Berdasarkan pemetaan wilayah dan kondisi penduduknya, kecamatan Tapos yang merupakan pemekaran dari kecamatan Cimanggis, banyak memiliki lahan tidur. Selain itu kondisi warga Tapos banyak yang bekerja sebagai petani penggarap. Secara ekonomi, petani penggarap tersebut memiliki ketergantungan dengan lahan orang lain. Hal itu disampaikan oleh Camat Tapos Taufan Abdul Fatah di sela-sela acara minggon sekaligus penebaran benih belut di Kelurahan Cimpaeun Kecamatan Tapos, Selasa (8/2).
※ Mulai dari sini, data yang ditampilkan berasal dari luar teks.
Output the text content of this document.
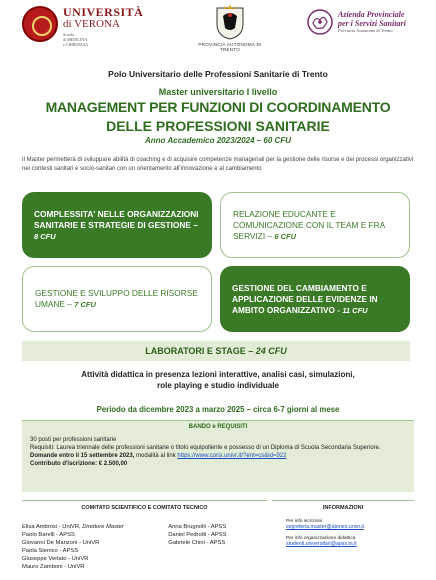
UNIVERSITÀ
di VERONA
Scuola
di MEDICINA
e CHIRURGIA	PROVINCIA AUTONOMA DI TRENTO
Azienda Provinciale
per i Servizi Sanitari
Provincia Autonoma di Trento
Polo Universitario delle Professioni Sanitarie di Trento
Master universitario I livello
MANAGEMENT PER FUNZIONI DI COORDINAMENTO
DELLE PROFESSIONI SANITARIE
Anno Accademico 2023/2024 – 60 CFU
Il Master permetterà di sviluppare abilità di coaching e di acquisire competenze manageriali per la gestione delle risorse e dei processi organizzativi nei contesti sanitari e socio-sanitari con un orientamento all'innovazione e al cambiamento
COMPLESSITA' NELLE ORGANIZZAZIONI SANITARIE E STRATEGIE DI GESTIONE – 8 CFU
RELAZIONE EDUCANTE E COMUNICAZIONE CON IL TEAM E FRA SERVIZI – 6 CFU
GESTIONE E SVILUPPO DELLE RISORSE UMANE – 7 CFU
GESTIONE DEL CAMBIAMENTO E APPLICAZIONE DELLE EVIDENZE IN AMBITO ORGANIZZATIVO - 11 CFU
LABORATORI E STAGE – 24 CFU
Attività didattica in presenza lezioni interattive, analisi casi, simulazioni,
role playing e studio individuale
Periodo da dicembre 2023 a marzo 2025 – circa 6-7 giorni al mese
BANDO e REQUISITI
30 posti per professioni sanitarie
Requisiti: Laurea triennale delle professioni sanitarie o titolo equipollente e possesso di un Diploma di Scuola Secondaria Superiore.
Domande entro il 15 settembre 2023, modalità al link https://www.corsi.univr.it/?ent=cs&id=922
Contributo d'iscrizione: € 2.500,00
COMITATO SCIENTIFICO E COMITATO TECNICO
Elisa Ambrosi - UniVR, Direttore Master
Paolo Barelli - APSS
Giovanni De Manzoni - UniVR
Paola Stenico - APSS
Giuseppe Verlato - UniVR
Mauro Zamboni - UniVR
Anna Brugnolli - APSS
Daniel Pedrotti - APSS
Gabriele Chini - APSS
INFORMAZIONI
Per info iscrizioni
segreteria.master@ateneo.univr.it
Per info organizzazione didattica
studenti.universitari@apss.tn.it
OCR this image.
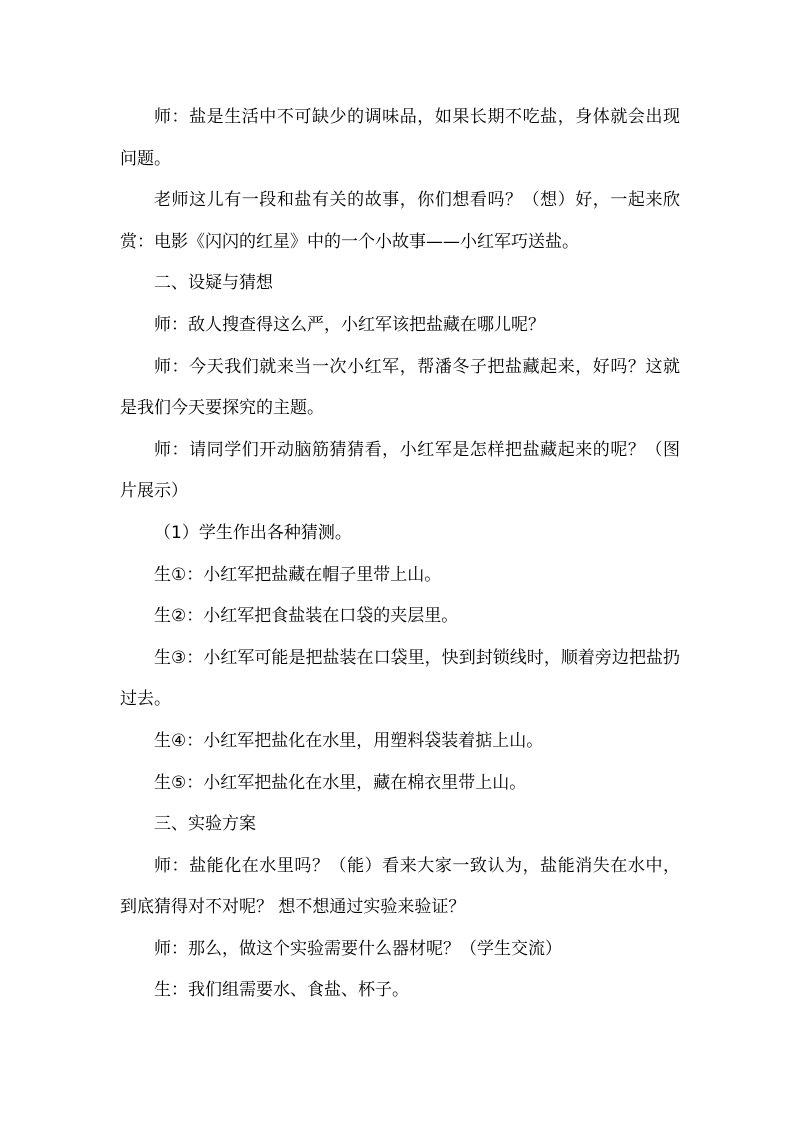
师：盐是生活中不可缺少的调味品，如果长期不吃盐，身体就会出现问题。

老师这儿有一段和盐有关的故事，你们想看吗？（想）好，一起来欣赏：电影《闪闪的红星》中的一个小故事——小红军巧送盐。

二、设疑与猜想

师：敌人搜查得这么严，小红军该把盐藏在哪儿呢？

师：今天我们就来当一次小红军，帮潘冬子把盐藏起来，好吗？这就是我们今天要探究的主题。

师：请同学们开动脑筋猜猜看，小红军是怎样把盐藏起来的呢？（图片展示）

（1）学生作出各种猜测。

生①：小红军把盐藏在帽子里带上山。

生②：小红军把食盐装在口袋的夹层里。

生③：小红军可能是把盐装在口袋里，快到封锁线时，顺着旁边把盐扔过去。

生④：小红军把盐化在水里，用塑料袋装着掂上山。

生⑤：小红军把盐化在水里，藏在棉衣里带上山。

三、实验方案

师：盐能化在水里吗？（能）看来大家一致认为，盐能消失在水中，到底猜得对不对呢？ 想不想通过实验来验证？

师：那么，做这个实验需要什么器材呢？（学生交流）

生：我们组需要水、食盐、杯子。
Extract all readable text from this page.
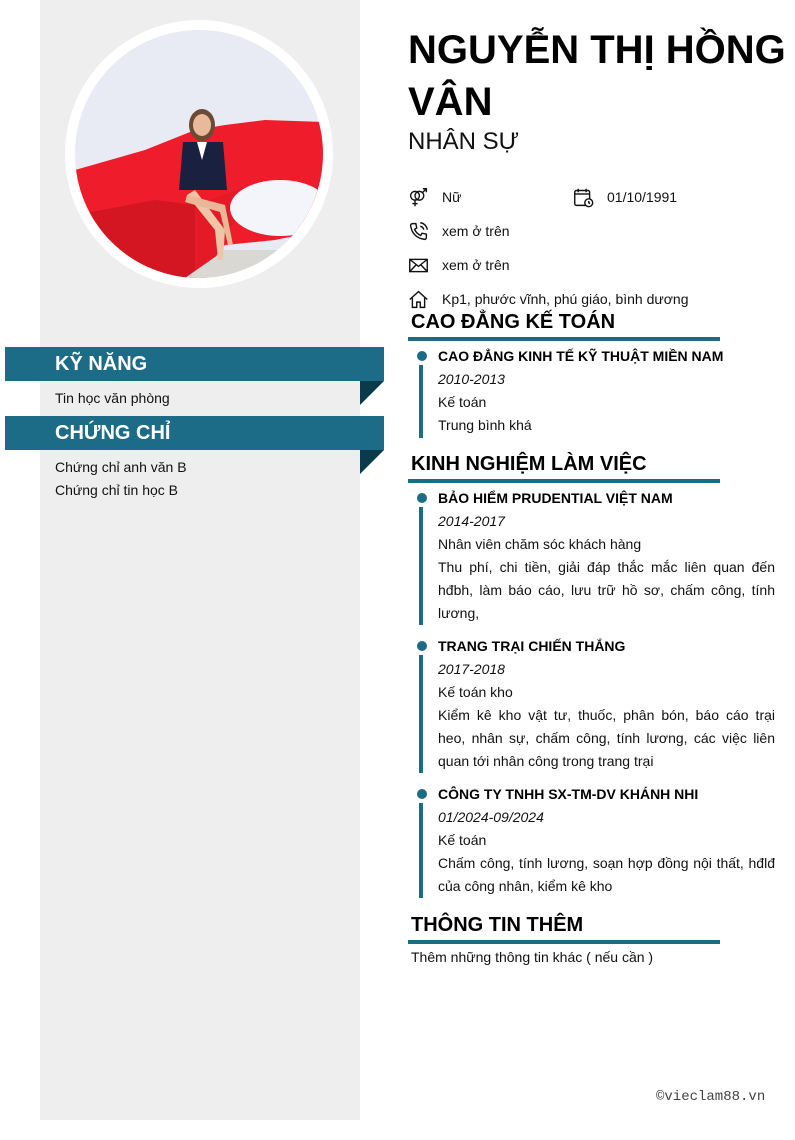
KỸ NĂNG
Tin học văn phòng
CHỨNG CHỈ
Chứng chỉ anh văn B
Chứng chỉ tin học B
NGUYỄN THỊ HỒNG VÂN
NHÂN SỰ
Nữ	01/10/1991
xem ở trên
xem ở trên
Kp1, phước vĩnh, phú giáo, bình dương
CAO ĐẲNG KẾ TOÁN
CAO ĐẲNG KINH TẾ KỸ THUẬT MIỀN NAM
2010-2013
Kế toán
Trung bình khá
KINH NGHIỆM LÀM VIỆC
BẢO HIỂM PRUDENTIAL VIỆT NAM
2014-2017
Nhân viên chăm sóc khách hàng
Thu phí, chi tiền, giải đáp thắc mắc liên quan đến hđbh, làm báo cáo, lưu trữ hồ sơ, chấm công, tính lương,
TRANG TRẠI CHIẾN THẮNG
2017-2018
Kế toán kho
Kiểm kê kho vật tư, thuốc, phân bón, báo cáo trại heo, nhân sự, chấm công, tính lương, các việc liên quan tới nhân công trong trang trại
CÔNG TY TNHH SX-TM-DV KHÁNH NHI
01/2024-09/2024
Kế toán
Chấm công, tính lương, soạn hợp đồng nội thất, hđlđ của công nhân, kiểm kê kho
THÔNG TIN THÊM
Thêm những thông tin khác ( nếu cần )
©vieclam88.vn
Berangkat dari hal tersebut, Taufan menyatakan, ingin memotivasi warga Tapos agar bisa mandiri dengan melakukan budidaya belut. Menurutnya, banyak sekali orang yang tidak tertarik pada budidaya ini. Dikarenakan susah atau repot membuat medianya atau mungkin belum tampak besar dari sisi pendapatan ekonomi. “ Namun, setelah dipelajari dan dikaji ternyata, budidaya belut mudah, murah dan berpotensi menguntungkan di masa mendatang” ujarnya.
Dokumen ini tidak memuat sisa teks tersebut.